Even after the introduction of welding the shear strake was still rivited due to the high stress concentration and the naval architetcs of the day did still not Have confident in welds . 
I had an emergency docking of an old dredger into the Pictou shipyard in Nova Scotia ( she was all rivited ) . The Pictou yard incidentally during the war set the record for tons of ship produced per man per day . They built Victory vesssels ( all welded ) 
The Dredger had caught her bucket on one of the seams and ripped it apart . Divers plugged her with matresses etc while we cleared the slip to recieve her . The repair was simple enough except there were no riviters ( we would have had to go to the graveyard to dig them up ! ) Also there were no " Huck bolts readilly available ( they are like a rivit except they are fastened bye a hydraulic jack insted of using the contraction of the rivit as it cools to effect the joint . We eneded up in doing a full weld repair which was difficult when it came to mating the new plate with the rivited connection as they were not flush as you suggest but being lapped reqired some forging of the new plate to marry the shape .
The real skill however was not so much in the hull which only saw about 15 PSI ( for a 30 ft draft vessel ) of water pressure but in the skill of the boilermakers who ( in the case of Scotch boilers ) had the same lapped connections to deal with but for a woking pressure of around 250 PSI which meant a test pressure of 2 times that ie 500 PSI. I have some interesting recollections re boilers if anyone is interested . 
Derek


----------



## bigjimslade (May 19, 2020)

I know this topic is a bit old but I am looking for information on the approach to welding in U.S. warships up to about 1943. My current sense of the state of welding leaves me puzzled at what as I see in plans. In this era US Warships tended to have an odd mix of welding and riveting. Hull plating tended to be riveted except along the bottom where they were butt welded. I can imagine that this was done out of concern of making the shell too stiff.

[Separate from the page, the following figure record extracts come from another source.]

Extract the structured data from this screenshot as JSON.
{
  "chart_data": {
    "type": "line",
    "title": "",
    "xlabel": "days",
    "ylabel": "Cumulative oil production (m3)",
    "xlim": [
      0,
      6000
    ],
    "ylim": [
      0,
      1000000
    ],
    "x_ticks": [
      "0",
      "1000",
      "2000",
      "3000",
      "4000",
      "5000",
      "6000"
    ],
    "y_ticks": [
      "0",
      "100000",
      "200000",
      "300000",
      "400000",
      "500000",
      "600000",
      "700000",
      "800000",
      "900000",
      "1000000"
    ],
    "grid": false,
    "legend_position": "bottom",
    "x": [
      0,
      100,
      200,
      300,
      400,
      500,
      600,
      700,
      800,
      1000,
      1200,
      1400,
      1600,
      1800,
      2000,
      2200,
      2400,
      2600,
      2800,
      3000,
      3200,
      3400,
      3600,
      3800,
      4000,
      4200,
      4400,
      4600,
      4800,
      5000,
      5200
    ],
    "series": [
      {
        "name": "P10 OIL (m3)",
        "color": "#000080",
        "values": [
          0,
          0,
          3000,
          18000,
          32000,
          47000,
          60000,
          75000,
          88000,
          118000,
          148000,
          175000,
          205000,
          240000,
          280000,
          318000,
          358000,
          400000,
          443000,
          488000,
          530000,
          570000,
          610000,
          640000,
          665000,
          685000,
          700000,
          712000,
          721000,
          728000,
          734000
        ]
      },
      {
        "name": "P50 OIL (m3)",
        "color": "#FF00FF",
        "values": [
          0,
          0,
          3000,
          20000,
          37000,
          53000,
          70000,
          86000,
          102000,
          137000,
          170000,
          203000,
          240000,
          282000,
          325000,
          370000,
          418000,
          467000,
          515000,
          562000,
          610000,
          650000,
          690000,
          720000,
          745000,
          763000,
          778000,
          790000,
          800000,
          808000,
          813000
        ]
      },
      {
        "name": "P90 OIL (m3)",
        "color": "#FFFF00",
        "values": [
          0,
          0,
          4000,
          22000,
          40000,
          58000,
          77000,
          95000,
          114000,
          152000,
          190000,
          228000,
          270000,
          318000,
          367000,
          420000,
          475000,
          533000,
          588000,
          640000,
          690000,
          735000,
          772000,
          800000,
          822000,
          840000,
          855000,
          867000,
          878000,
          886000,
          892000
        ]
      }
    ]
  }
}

In the same ship one can find welds where, instead of a butt weld, a scalloped seamstrap was welded to both sides of the joint similar to the way that would be used for riveting. In angle joints, one can frequently find two scalloped plates being welded over the joint—where the second adds nothing to the strength of the joint. Such an approach is more labor intensive, less strong, and adds weight (a critical factor when trying to comply with treaty limitations) compared to directly welding plates together.

The latter might be explained by a lack of trust in welding during this time. But this theory is undermined by the routine use of butt joints in the shell.

I am wondering if the different approaches were simply the result of different designers for different parts of a ship or whether there was some do***entation saying what should be done in different cir***stances.

By 1943, riveting had largely disappears in U.S. warship construction, which was probably driven by the speed a which welding could be done.


----------